Szanowni Państwo! Z radością zawiadamiamy o dacie naszej ceremonii ślubnej i zapraszamy na wesele, które odbędzie się pod wskazanym adresem. Zaznaczamy, że na zabawie obowiązują stroje wieczorowe, wyłącznie z lat dwudziestych!
Ślub tematyczny
Marzycie o spójności stylistycznej na własnym weselu, ale boicie się wysłać zaproszenia ślubne narzucające stylistykę ubioru? Zapewniamy Was, że niepotrzebnie.
Krok pierwszy: skupcie się na bliskich, którzy będą mieli wielką przyjemność z wariacji tematycznych. Niech oni grają pierwsze skrzypce wśród gości. Może zarażą swoją fantazją innych zaproszonych i pomogą w doborze strojów reszcie rodziny?
Krok drugi: daj się zaskoczyć. Kuzyn ze strony mamy nigdy nie pałał chęcią do imprez karnawałowych? Może konkurs na kostium wieczoru rozgrzeje jego entuzjazm?!
Krok trzeci: podpowiedz swoim gościom proste rozwiązania; Dziadku wystarczy, że założysz swój garnitur, mój brat pożyczy Ci złotą muszkę, a do zdjęć ukłonisz się wypożyczonym cylindrem. Krok czwarty: najbardziej niewzruszonym egzemplarzom rodziny dopisz uproszczenie: „W styl lat 20 fantastycznie wpisują się kolory czerni, bieli, złota i czerwieni”. Proste, prawda? A bezspornie najlepiej przygotowani i tak będziecie Wy ;)

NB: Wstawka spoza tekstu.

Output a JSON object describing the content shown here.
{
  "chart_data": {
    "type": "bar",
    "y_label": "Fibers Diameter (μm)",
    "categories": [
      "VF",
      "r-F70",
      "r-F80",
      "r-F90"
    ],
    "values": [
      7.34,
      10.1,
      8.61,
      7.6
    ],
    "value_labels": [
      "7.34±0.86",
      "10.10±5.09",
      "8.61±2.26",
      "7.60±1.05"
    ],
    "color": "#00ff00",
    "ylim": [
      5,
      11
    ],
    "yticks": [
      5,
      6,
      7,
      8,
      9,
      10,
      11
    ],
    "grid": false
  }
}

Poznajcie polsko-niemiecką, odważną parę, która nie obawiała się zaprosić do zabawy w stylistykę swojego ulubionego filmu. Arleta i Uwe są zakochani w sobie, w swojej córeczce Evie, i w produkcji z 2013 roku. Film opowiada o nieszczęśliwej miłości w czasach prohibicji i rządzących gangsterów na tle Nowego Jorku lat 20-tych ubiegłego wieku. Musimy przyznać, że podczas przygotowań para wykonała niezły kawał roboty. Co nas poruszyło? Prostota w ceremonii kościelnej, bukiet Arlety i butonierka Uwe – nie zdobiły ich kwiaty, a piękne, ciężkie brożki okolone czarnymi piórami, suknia panny młodej, a przede wszystkim jej czarny, bogato zdobiony pas, garnitur z atłasowymi klapami i mucha pana młodego. Co jeszcze? Spójrzcie na spójność ubioru wszystkich gości i… na brak kwiatów! Ornamentyka broszek wystarczy by przeoczyć ich brak! A sala weselna? Wzbogacona została w wielkie, białoczarne kompozycje strusich piór. Cóż za fantazja!
Wesele w Starym Teatrze w Berlinie
I w takim miejscu też można świętować zaślubiny. Wykonaliśmy nietypową ślubną sesję zdjęciową we wnętrzach. Arleta i Uwe byli zachwyceni miejscem, a nam, jako fotografom ślubnym niczego tam nie brakowało; Barowo-kinowy klimat. Złote konfetti na wejście. Iskrzące świece w kielichach podczas pierwszego tańca, (a jakże!) wykonanego na scenie. Pawie pióra muskające sufity. Wielkie, błyszczące żyrandole. Plakaty filmowe z wizerunkiem państwa młodych. Musujący, złoty szampan i tanecznie szalejące towarzystwo szczęśliwych gości. Otulona krwiście czerwoną kurtyną scena kinowa, a na niej orkiestra i światła sceniczne. Skrzypiący parkiet, drewniane stoły, ściany obwieszone plakatami i zdjęciami aktorów, oraz krzesła kinowe obite gorąco czerwonym aksamitem…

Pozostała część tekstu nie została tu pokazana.